Prof. Dr. Sakura Yamamura (RWTH Aachen University)

Curriculum Vitae

Sakura Yamamura is Professor in Human Geography at the RWTH Aachen University. Developing her expertise in urban diversity and migration issues, she brings new perspectives into the human geography of migration and mobility. With a focus on the digitalization of society as a societal context, she looks into the urban transformation and socio-spatial practices of the migration-led diversification of contemporary societies. She engages with novel methodological approaches in capturing such processes by developing and integrating digital methods in human geography. Her broader cultural geographical approach in research encompasses topics of different types and characteristics of transnational migration, their multi-scalar contextual embeddedness and the socio-spatial transformation in such diversification processes.

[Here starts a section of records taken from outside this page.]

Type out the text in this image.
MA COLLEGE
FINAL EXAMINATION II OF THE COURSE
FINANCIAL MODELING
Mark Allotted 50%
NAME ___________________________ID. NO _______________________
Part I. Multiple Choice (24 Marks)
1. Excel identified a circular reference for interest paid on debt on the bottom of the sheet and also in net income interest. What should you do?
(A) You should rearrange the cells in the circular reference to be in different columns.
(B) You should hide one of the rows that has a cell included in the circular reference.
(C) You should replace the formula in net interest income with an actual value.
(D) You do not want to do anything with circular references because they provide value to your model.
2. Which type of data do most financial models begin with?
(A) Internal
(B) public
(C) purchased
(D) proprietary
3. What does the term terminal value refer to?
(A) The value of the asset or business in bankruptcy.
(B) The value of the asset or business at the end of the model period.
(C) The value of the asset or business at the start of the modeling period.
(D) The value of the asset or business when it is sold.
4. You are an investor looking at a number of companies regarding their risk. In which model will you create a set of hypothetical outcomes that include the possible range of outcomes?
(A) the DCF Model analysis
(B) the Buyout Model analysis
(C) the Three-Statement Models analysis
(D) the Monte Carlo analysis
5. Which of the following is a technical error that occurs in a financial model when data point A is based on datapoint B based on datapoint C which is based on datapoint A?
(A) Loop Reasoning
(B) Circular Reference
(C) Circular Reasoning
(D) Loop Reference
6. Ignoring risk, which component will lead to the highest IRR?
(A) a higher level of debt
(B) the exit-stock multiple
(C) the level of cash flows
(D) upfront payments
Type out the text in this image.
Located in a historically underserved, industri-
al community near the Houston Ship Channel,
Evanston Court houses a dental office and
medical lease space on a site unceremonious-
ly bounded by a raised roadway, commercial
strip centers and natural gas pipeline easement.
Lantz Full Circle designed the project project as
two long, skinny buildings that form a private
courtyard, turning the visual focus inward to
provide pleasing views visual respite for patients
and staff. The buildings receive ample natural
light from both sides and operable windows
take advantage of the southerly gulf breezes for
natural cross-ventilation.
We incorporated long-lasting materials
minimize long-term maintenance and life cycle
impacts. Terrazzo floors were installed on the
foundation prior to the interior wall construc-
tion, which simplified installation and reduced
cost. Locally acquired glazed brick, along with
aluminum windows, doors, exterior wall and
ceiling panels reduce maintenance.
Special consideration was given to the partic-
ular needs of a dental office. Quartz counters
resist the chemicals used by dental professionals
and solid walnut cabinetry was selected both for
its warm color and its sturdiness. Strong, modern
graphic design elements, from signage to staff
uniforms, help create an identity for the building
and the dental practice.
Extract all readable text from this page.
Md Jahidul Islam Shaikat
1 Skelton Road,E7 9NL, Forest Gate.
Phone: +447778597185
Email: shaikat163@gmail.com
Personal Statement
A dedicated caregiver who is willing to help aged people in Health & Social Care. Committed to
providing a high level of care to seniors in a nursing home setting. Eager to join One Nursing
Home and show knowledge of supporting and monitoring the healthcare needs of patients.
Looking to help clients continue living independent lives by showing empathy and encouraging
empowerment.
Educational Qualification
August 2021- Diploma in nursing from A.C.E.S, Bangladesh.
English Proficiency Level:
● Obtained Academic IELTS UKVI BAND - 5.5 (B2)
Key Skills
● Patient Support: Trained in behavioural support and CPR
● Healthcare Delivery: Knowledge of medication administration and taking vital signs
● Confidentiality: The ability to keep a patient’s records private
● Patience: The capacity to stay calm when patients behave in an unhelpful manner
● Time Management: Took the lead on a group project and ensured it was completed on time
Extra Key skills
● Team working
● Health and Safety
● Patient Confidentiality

Sakura was a postdoctoral fellow in the Department of Sociocultural Diversity from September 2018 to February 2022. With her expertise in migration studies, urban and economic geography, her work focussed on the spatiality of migrant-led diversities in global cities, such as Frankfurt and Tokyo. Applying both quantitative and qualitative methods, she worked on the geographical localization and conceptual concretization of transnational spaces, shedding new light on social-spatial urban transformations induced by the interaction of different transnational actors. She studied geography, sociology, and social/cultural anthropology at the University of Hamburg, Université de Paris 1 - Sorbonne and the University of California at Berkeley. She previously worked for the Migration Research Group at the Hamburg Institute of International Economics (HWWI), in the International Migration Division of the OECD, and at the German Federal Office for Migration and Refugees (BAMF). She was Junior Visiting Fellow at the Maastricht Centre for Citizenship, Migration, and Development (MACIMIDE) at Maastricht University, and lectured at the Geography Departments of the University of Hamburg and Kiel.